Vimpelcom, Etisalat M&A ambitions under pressure

By Victoria Howley and Maria Kiselyova

LONDON/MOSCOW (BestGrowthStock) – Two key emerging markets telecoms deals worth a combined $18.6 billion were hanging in the balance on Friday as weekend deadlines loomed for both.

Abu Dhabi’s Etisalat (ETEL.AD: ), the Gulf’s No. 2 telecoms group, will decide on Saturday whether to proceed with its $12 billion offer for a controlling stake in Kuwait’s Zain (ZAIN.KW: ) and may walk away if transaction papers go unsigned.

Vimpelcom (VIP.N: ), Russia’s second-biggest mobile company, will on Sunday discuss a revised offer for control of Egyptian tycoon Naguib Sawiris’ assets, Orascom Telecom and Wind, two people familiar with the matter told Reuters.

Both deals highlight the risks in emerging markets telecoms that have derailed Bharti Airtel’s (BRTI.BO: ) acquisition of South Africa’s MTN (MTNJ.J: ) and a previous attempt by the Kharafi group to sell shares in Zain.

Such deals are attractive because they give access to high-growth emerging markets as competition intensifies at home, and boosted global deal-making last year.

According to Thomson Reuters data, the proportion of telecom deals with an emerging markets buyer or seller rose to a record $118 billion, or 67 percent of a global telecom M&A business worth $176 billion, in 2010.

“Emerging market acquisitions are the last unambiguous avenue of growth for telcos,” said Tim Daniels, an analyst at London’s Olivetree Securities.

Norwegian operator Telenor (TEL.OL: ), a major shareholder in Vimpelcom, was set to oppose the deal with Sawiris even if it means renewed conflict with its Russian partner in Vimpelcom, another source familiar with the situation said.

Under the revised offer, Sawiris will receive better economic terms and voting rights, but no seats on Vimpelcom’s board, one of the first two people said.

The Egyptian tycoon will also shoulder some of the risk related to Djezzy, Orascom’s lucrative asset that the Algerian government wants to nationalize, this person added.

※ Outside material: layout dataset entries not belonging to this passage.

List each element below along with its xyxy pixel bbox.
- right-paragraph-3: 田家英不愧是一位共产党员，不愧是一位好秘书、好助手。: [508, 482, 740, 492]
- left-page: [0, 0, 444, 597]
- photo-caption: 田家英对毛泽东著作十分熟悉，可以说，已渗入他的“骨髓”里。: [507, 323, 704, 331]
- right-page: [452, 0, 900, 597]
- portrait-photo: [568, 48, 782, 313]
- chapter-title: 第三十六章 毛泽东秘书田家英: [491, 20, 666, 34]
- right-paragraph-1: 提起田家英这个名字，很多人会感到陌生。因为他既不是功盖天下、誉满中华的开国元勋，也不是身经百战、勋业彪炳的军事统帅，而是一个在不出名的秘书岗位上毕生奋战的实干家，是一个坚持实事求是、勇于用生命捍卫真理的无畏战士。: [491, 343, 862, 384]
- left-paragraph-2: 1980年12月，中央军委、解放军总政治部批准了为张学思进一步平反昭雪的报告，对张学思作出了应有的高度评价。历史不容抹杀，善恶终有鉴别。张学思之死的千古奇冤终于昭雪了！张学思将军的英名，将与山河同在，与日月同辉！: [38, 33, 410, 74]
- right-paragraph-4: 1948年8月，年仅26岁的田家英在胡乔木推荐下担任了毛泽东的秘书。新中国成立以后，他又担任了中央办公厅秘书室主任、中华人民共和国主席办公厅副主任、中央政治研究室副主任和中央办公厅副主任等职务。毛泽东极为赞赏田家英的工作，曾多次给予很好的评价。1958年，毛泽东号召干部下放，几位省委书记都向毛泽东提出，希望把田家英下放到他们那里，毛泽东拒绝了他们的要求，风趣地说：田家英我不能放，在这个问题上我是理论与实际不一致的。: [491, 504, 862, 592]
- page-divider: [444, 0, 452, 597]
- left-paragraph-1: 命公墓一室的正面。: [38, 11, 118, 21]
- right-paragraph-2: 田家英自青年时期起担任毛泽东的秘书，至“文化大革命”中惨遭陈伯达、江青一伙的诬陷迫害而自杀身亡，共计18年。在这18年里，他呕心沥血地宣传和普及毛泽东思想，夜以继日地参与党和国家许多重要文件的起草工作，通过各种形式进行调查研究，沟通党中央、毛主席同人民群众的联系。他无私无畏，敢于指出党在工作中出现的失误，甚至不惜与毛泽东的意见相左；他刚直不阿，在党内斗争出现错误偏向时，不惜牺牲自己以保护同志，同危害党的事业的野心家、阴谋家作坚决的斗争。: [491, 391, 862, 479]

Telenor rejected Vimpelcom’s original $6.6 billion proposal last month, which would see it and Altimo, the telecoms business of Russian billionaire Mikhail Fridman’s Alfa Group, lose influence on the company’s board.

Analysts covering Telenor say privately that the company will do everything it can to block a deal and that the entry of Sawiris could upset the balance of power within Vimpelcom.

Vimpelcom’s structure is enshrined in a 2009 shareholders agreement with Telenor and Alfa — a compromise “peace deal” between the Russian and Norwegian groups after years of courtroom and boardroom battles over strategy.

Telenor could block a transaction if the shareholder agreement had to be changed in order for the deal to go through and it refused to support the amendment.

Vimpelcom’s proposal would not necessarily require a new agreement, however, assuming it was approved by an investor meeting, the person added.


Etisalat in September offered to buy 46 percent of Zain for 1.7 dinars per share, or around $12 billion. The offer was made to one of Zain’s major shareholders, the Kharafi Group, a Kuwaiti family conglomerate.

In October, Kharafi Group said it had enough approvals from shareholders to tender to Etisalat’s bid, even though the deal is still dependent on the sale of Zain’s assets in Saudi Arabia, for anti-trust reasons.

Bankers said this week the company would probably extend the deadline for its offer beyond Saturday if it was close to the required 46 percent threshold.

“Etisalat is clear, it wants a controlling stake. Without the 46 percent, a deal won’t happen,” a second banker said.

CNBC Arabiya this week reported a potential approach from Turkey’s Cukorova Holdings, which the TV channel said was in talks to buy 29.9 percent of Zain for around $7.89 billion, or 1.72 dinars per share.

Analysts said a deal with Etisalat made better sense strategically than a tie-up with Cukurova because it would deliver more synergies.

“There isn’t even a proposal from Cukurova on the table and it may be hard for them to find financing,” the second banker said.